Indoor volleyballs come in either a solid white color or the brightest shade of yellow. They are produced in two variations: a youth version, slightly smaller and lighter than adult volleyballs, and a heavier "medicine ball" type designed for setters to enhance finger strength.

Beach volleyballs are slightly larger than standard indoor balls, featuring a coarser external texture and lower internal pressure. They come in vibrant colors or a solid white option. The earliest volleyballs were crafted using leather panels over a rubber carcass.

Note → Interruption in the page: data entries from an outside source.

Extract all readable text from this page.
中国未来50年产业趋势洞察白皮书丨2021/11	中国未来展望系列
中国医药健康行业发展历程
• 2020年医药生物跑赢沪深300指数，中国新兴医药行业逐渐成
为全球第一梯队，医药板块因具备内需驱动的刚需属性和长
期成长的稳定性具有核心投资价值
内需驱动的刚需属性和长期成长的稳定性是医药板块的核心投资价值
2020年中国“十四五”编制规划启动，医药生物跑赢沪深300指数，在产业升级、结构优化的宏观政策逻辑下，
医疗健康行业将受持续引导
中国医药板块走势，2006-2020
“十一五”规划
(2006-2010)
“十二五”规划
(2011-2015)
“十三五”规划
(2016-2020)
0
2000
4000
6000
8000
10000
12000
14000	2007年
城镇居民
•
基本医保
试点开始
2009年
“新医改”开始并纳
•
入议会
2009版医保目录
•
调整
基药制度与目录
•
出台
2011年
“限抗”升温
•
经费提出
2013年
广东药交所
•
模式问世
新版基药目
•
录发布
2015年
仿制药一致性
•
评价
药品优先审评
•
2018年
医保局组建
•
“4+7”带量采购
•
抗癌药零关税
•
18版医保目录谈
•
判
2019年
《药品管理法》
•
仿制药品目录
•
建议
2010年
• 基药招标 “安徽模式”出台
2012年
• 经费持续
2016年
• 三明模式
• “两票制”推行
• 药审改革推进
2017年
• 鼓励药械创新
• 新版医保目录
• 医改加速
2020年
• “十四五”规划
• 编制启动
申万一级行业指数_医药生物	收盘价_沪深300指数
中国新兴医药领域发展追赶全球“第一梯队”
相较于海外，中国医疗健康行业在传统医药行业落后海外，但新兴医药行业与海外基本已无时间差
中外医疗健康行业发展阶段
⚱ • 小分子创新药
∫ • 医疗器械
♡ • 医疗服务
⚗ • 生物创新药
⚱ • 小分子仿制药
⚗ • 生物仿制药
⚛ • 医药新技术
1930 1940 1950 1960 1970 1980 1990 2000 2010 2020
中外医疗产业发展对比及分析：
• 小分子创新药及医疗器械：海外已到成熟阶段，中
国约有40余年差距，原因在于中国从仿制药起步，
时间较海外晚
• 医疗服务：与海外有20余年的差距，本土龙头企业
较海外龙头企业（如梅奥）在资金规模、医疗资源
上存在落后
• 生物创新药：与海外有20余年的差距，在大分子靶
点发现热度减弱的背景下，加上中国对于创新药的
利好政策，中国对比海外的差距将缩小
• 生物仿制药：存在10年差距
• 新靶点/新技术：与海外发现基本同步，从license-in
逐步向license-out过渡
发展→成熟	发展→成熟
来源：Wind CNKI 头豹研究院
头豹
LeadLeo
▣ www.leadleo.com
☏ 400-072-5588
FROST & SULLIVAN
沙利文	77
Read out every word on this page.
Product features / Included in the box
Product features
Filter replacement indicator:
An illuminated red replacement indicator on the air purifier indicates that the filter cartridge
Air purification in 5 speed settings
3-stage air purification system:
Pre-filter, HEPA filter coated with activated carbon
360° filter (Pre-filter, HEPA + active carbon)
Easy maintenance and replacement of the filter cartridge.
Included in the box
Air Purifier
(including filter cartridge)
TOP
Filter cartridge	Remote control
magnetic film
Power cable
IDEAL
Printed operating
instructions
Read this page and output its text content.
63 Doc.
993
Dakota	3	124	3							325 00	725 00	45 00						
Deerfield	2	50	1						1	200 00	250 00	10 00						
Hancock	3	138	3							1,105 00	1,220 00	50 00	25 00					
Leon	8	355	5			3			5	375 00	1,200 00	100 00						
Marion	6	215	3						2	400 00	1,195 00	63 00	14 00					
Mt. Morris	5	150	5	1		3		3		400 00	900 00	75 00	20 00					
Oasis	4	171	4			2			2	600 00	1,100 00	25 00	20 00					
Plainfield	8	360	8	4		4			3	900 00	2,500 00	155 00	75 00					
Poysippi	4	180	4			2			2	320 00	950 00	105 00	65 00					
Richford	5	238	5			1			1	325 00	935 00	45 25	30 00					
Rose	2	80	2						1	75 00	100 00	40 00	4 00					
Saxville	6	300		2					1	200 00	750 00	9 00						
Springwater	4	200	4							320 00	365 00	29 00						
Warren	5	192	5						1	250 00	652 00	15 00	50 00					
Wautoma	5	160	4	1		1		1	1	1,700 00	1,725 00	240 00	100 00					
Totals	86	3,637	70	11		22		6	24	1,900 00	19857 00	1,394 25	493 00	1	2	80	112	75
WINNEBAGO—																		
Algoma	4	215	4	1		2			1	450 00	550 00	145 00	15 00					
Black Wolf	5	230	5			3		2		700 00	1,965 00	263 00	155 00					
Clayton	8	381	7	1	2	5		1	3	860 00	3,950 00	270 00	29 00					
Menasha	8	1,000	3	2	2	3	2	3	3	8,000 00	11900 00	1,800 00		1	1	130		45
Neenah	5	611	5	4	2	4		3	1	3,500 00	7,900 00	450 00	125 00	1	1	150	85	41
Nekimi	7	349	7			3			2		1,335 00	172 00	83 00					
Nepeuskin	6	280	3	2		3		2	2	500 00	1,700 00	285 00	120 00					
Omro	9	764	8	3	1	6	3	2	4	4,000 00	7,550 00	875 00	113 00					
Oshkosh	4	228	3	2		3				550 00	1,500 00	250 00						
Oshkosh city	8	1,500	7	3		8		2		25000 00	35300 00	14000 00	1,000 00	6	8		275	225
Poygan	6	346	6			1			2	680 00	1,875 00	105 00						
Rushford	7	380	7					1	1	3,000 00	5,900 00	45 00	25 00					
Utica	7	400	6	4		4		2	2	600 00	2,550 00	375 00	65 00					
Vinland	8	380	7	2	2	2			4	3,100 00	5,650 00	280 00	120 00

Volleyball characteristics
|  | Circumference cm (inches) | Mass grams (ounces) | Internal pressure kgf/cm² (psi) |
|---|---|---|---|
| Standard indoor | 65-67 (25.5-26.5) | 260-280 (9.2-9.9) | 0.3-0.325 (4.3-4.6) |
| Youth indoor | 63-65 (25-26) | 260-280 (9.2-9.9) | 0.3 (4.3) |
| Beach | 66-68 (26-27) | 260-280 (9.2-9.9) | 0.175-0.225 (2.5-3.2) |

=== Major brands ===

There are several brands of competitive volleyballs in use, including, but not limited to:

- NIVIA Volleyball
- Tachikara
- Molten
- Wilson
- Mikasa
- Mizuno
- Nike
- Spalding

Most of these brands also make cheaper variations for recreational (non-competitive) use.

=== Adopted use ===
- Mikasa makes the official balls of the Fédération Internationale de Volleyball and the CEV - European Volleyball Confederation (beach and indoor).
- Molten makes the official ball of USA Volleyball.
- Molten makes the official ball of NCAA indoor volleyball.
- Wilson makes the official ball of the Association of Volleyball Professionals (beach) and NCAA beach volleyball.

=== History ===
In 1895, the initial development of the Volleyball ball was made of a basket bladder according to William G. Morgan, the inventor of Volleyball.